The Tidepool Period Project 

While researchers continue to investigate why sex is a variable in T1D outcomes, in 2021, Tidepool launched the Tidepool Period Project (TPP).  

The TPP is in a data-gathering stage and still recruiting. Three overlapping data types are necessary: CGM, insulin use, and menstrual cycle start dates. These data sets are rare. 

Because hormones cyclically fluctuate, and menstruation can last decades, it can bring an added challenge to managing T1D. In speaking with Maya Friedman and Saira Khan-Gallo, MPH, the TPP’s long-term goal is to reduce women’s burden and effort managing T1D. 

 

The Ups and Downs of Menstrual Cycles 

Friedman is the founder and lead designer of the TPP. She came to Tidepool from the FemTech sector to address women’s health issues that are typically ignored by the general population.  

Friedman found little existing guidance for T1D management during the menstrual cycle. 

Khan-Gallo, Tidepool’s Access & Equity Lead, explained: “I know first-hand the struggles of trying to manage this condition without having the right tools.” You see, Khan-Gallo lives with T1D herself and was labeled “non-compliant” for many years.  

Then she met her future husband and, over the years, made side-by-side T1D comparisons. Despite having the same pump, technology, and similar education and lifestyles, Khan-Gallo found “Diabetes management is so much easier on him with less effort. I realized ‘it wasn’t me.’” 

The TPP is personal for Khan-Gallo: She and her husband also have two daughters living with T1D. “Women are often told that our experiences aren’t valid and we aren’t working hard enough to manage our diabetes. But the systems currently serving women living with T1D are non-compliant with our needs not the women themselves.” 
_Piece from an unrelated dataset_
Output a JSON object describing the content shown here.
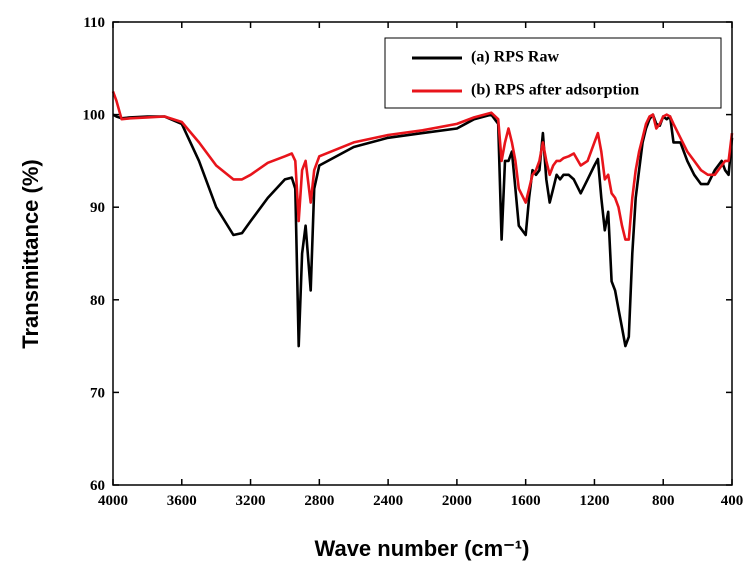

Friedman added, “TPP’s goal is to create a solution for women that bridges the gaps in clinical care, technology, education, and resources.” 

 

Care strategies 

Consider talking to your healthcare provider about your T1D therapies, health targets, and impacts of puberty, menstruation, and menopause. Your diabetes care team is there for support and to provide a full understanding about: 

  • Risk factors, targets, and testing (i.e., blood pressure, cholesterol, and glucose levels)  
  • Recommendations for increasing your time in range 
  • Offerings and support from a Certified Diabetes Care and Education Specialist (CDCES)
  • Lifestyle changes and medications to help manage risk factors and reach health targets
  • Period trackers to help monitor associated CGM and insulin use changes  

 

In short 

Research suggests women and girls living with T1D may have unmet healthcare needs impacting overall diabetes health and the lifespan. And many of us have difficulty managing T1D during each cycle and throughout pregnancy and menopause.  

While research and technology catch up, we can speak up when our T1D management is causing distress. Voicing our experience can help us get the customized care, medicine, and solutions we deserve. 

 

This article was written for informational purposes only. The author is not a healthcare professional and does not give medical advice. Always discuss your treatment, management, and symptoms with healthcare professionals.